Thanks also to Lai Lai from Myanmar, for reminding us of things we take for granted. We should all be able to any line we want, and discuss its merits.

Jamie, thank you. The entire Stat dept office is thrilled. They arrived the day before my kid was due for major surgery (he's fine now, thanks); your timing couldn't have been better. 

Tuesday, April 2, 2013


Number of students enrolled on the last day of Stat 2.1X: 52,661
Active in the last week: 10,609
Earned certificates: 8,181

If you define "completion" as "earned certificate," the completion rate is 15.5%.

For comparison, here are data from a blog by Katy Jordan. She has some beautifully presented data complete with sources; it's a pleasure to read what she writes. Her data points, provided in February 2013, consist of 27 MOOCs, mostly from Coursera. Here's a stem-and-leaf plot of the completion rates in her table.

Stat 2.1X students will know how to read this once I've told them that the first line reads 0.7%. For others, here is an expanded version of the first three lines; you can take it from there. The entries are percents.

2.3  2.3  2.6  2.7
and so on

COMPLETION RATES OF 27 MOOCS [source: February 2013 data summary by Katy Jordan]

0 | 7
1 | 7
2 | 3367
3 | 25
4 | 5678
5 | 24
6 | 056
7 | 036
8 |
9 |
10 | 118
11 |
12 | 56
13 | 8
14 |
15 |
16 |
17 |
18 |
19 | 2

The median is 5.4 by the conventional "half-way point of the data" definition. 5% is often quoted as a "typical" MOOC completion rate.

Coursera's Scala course is at 19.2. It was taught by Martin Odersky who designed Scala.

We're not at 19.2, but even so, 15.5% is exceptionally high on the scale of MOOC completion rates.

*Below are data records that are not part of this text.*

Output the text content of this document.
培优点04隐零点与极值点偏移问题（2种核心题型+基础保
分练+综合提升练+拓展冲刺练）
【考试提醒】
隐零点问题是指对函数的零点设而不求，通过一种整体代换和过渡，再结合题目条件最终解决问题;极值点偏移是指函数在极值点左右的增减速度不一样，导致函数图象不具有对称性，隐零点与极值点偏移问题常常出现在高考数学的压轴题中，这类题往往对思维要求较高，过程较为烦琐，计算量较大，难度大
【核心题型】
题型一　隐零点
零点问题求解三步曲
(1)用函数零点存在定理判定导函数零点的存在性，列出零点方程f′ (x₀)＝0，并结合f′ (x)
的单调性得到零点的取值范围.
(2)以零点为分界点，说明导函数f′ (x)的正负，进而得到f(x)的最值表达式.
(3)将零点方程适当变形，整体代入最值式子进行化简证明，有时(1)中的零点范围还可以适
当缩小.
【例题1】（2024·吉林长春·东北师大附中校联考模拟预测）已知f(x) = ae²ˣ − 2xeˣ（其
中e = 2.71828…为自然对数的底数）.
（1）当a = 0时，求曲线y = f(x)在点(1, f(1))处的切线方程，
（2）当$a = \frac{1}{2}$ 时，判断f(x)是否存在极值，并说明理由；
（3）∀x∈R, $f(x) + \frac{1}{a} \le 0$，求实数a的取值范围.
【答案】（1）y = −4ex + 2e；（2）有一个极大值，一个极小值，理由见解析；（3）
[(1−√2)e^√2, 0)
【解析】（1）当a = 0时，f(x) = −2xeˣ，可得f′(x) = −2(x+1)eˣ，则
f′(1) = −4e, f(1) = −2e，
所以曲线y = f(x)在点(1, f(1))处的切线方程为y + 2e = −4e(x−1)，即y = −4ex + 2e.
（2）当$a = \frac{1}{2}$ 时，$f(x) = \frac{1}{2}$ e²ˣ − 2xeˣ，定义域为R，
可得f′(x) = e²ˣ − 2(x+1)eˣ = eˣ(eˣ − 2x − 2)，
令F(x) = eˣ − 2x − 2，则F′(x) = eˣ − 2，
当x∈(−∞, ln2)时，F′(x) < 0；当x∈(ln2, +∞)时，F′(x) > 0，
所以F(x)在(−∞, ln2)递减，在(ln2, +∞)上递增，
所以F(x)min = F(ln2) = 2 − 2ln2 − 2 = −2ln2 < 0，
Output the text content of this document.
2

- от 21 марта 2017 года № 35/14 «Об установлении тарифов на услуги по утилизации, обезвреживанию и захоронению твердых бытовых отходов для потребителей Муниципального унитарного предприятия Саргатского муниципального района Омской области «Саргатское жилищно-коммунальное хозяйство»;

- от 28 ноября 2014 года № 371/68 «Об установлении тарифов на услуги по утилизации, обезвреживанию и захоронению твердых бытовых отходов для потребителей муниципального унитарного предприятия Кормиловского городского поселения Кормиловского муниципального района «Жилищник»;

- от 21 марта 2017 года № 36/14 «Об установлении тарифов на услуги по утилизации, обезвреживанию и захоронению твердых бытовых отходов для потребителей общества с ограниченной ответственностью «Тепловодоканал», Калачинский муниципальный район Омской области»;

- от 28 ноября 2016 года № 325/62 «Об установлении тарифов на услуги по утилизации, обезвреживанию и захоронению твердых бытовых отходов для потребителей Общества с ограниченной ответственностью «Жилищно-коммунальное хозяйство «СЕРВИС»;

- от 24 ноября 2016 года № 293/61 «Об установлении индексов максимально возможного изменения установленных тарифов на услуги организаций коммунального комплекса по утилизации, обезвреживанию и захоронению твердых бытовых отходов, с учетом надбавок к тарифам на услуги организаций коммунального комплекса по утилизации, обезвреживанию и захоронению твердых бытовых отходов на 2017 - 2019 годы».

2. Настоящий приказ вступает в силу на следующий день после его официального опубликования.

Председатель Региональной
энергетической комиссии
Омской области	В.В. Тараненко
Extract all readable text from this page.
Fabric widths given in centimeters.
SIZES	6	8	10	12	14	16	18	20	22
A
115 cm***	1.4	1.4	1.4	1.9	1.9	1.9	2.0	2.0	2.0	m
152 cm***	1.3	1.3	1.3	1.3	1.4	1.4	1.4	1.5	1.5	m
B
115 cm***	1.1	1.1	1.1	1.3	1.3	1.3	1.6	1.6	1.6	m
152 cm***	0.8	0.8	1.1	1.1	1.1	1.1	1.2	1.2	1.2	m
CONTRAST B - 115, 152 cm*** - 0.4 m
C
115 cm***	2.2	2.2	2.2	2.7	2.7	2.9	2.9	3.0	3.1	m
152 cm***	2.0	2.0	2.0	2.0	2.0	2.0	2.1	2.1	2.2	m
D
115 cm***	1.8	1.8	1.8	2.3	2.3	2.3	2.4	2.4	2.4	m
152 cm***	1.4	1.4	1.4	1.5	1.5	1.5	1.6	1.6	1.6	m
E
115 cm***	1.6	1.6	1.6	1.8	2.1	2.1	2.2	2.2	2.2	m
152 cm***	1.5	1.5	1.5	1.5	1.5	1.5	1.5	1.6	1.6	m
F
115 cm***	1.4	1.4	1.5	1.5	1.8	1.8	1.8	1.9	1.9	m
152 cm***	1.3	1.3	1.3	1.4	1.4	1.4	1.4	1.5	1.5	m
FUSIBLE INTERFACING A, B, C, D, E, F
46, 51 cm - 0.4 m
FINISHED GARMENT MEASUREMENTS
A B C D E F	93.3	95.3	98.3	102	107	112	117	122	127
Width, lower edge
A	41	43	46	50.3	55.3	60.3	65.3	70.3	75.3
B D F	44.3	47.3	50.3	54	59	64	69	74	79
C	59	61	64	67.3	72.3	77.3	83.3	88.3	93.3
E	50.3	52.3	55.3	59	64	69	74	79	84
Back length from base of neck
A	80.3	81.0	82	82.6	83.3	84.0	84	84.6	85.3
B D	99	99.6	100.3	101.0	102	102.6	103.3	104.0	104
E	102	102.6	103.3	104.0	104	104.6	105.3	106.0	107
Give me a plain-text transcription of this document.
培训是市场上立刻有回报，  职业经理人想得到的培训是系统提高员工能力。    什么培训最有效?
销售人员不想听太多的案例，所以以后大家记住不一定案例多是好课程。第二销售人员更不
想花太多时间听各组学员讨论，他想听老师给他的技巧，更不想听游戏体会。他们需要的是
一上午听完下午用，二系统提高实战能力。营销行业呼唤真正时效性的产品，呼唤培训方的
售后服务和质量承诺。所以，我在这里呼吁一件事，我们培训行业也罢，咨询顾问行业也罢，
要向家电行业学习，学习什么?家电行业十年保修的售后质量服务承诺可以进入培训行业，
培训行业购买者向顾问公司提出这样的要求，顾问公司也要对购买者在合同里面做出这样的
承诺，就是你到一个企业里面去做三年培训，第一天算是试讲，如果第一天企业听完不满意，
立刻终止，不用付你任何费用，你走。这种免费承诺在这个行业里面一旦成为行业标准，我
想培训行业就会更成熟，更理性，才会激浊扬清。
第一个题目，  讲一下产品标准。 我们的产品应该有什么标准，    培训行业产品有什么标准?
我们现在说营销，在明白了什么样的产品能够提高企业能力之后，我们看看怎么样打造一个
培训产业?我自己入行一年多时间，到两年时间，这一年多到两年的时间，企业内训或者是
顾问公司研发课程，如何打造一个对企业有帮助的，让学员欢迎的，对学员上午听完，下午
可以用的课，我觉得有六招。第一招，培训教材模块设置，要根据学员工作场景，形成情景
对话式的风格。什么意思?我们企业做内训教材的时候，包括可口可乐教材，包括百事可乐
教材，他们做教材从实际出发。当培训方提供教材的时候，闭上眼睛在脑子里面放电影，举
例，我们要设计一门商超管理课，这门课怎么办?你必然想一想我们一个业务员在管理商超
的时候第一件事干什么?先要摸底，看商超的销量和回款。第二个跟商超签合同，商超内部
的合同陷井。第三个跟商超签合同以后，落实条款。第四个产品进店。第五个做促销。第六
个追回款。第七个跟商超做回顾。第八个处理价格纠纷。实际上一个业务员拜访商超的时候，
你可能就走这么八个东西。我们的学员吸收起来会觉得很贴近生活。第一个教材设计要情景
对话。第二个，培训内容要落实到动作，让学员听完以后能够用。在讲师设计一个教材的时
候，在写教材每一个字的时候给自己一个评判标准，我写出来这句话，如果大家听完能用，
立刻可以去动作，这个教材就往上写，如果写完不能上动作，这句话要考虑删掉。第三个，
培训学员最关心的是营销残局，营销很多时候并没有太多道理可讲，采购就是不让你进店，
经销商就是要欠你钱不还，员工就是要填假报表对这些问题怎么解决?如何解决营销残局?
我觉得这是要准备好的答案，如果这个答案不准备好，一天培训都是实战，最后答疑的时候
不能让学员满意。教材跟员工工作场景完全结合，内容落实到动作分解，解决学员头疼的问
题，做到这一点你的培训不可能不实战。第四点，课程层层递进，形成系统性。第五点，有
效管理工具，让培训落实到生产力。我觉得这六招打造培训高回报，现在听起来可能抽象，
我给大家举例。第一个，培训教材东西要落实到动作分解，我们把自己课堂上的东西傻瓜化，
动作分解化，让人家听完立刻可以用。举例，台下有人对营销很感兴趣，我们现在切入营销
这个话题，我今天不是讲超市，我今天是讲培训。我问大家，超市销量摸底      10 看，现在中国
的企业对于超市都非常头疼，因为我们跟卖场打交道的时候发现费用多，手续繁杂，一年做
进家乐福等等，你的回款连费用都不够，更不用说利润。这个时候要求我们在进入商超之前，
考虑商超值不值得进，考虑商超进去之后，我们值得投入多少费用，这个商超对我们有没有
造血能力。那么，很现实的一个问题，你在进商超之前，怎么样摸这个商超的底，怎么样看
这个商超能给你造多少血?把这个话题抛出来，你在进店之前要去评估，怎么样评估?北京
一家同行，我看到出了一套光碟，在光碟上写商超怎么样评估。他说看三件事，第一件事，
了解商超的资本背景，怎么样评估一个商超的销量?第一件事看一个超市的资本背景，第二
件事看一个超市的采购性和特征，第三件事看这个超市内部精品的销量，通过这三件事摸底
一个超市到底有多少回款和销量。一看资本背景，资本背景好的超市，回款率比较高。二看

I've been thinking about what it means to "complete" a course like Stat 2.1X. "Earned certificate" is a measure that sticks with the usual conventions of exams, grades, and so on. But it's possible for a student to go through all the lectures and try the exercises without regard to due dates and grades, as long as the course materials are available. That's a form of completion too, and a perfectly reasonable one for students who want to learn the subject but don't need or want a certificate.

They're hard to keep track of. But I'm willing to bet they're a big group.

To them - indeed, to all those who made a determined effort in Stat 2.1X, especially those who got the certificate: well done, and thank you for exploring this new world with me.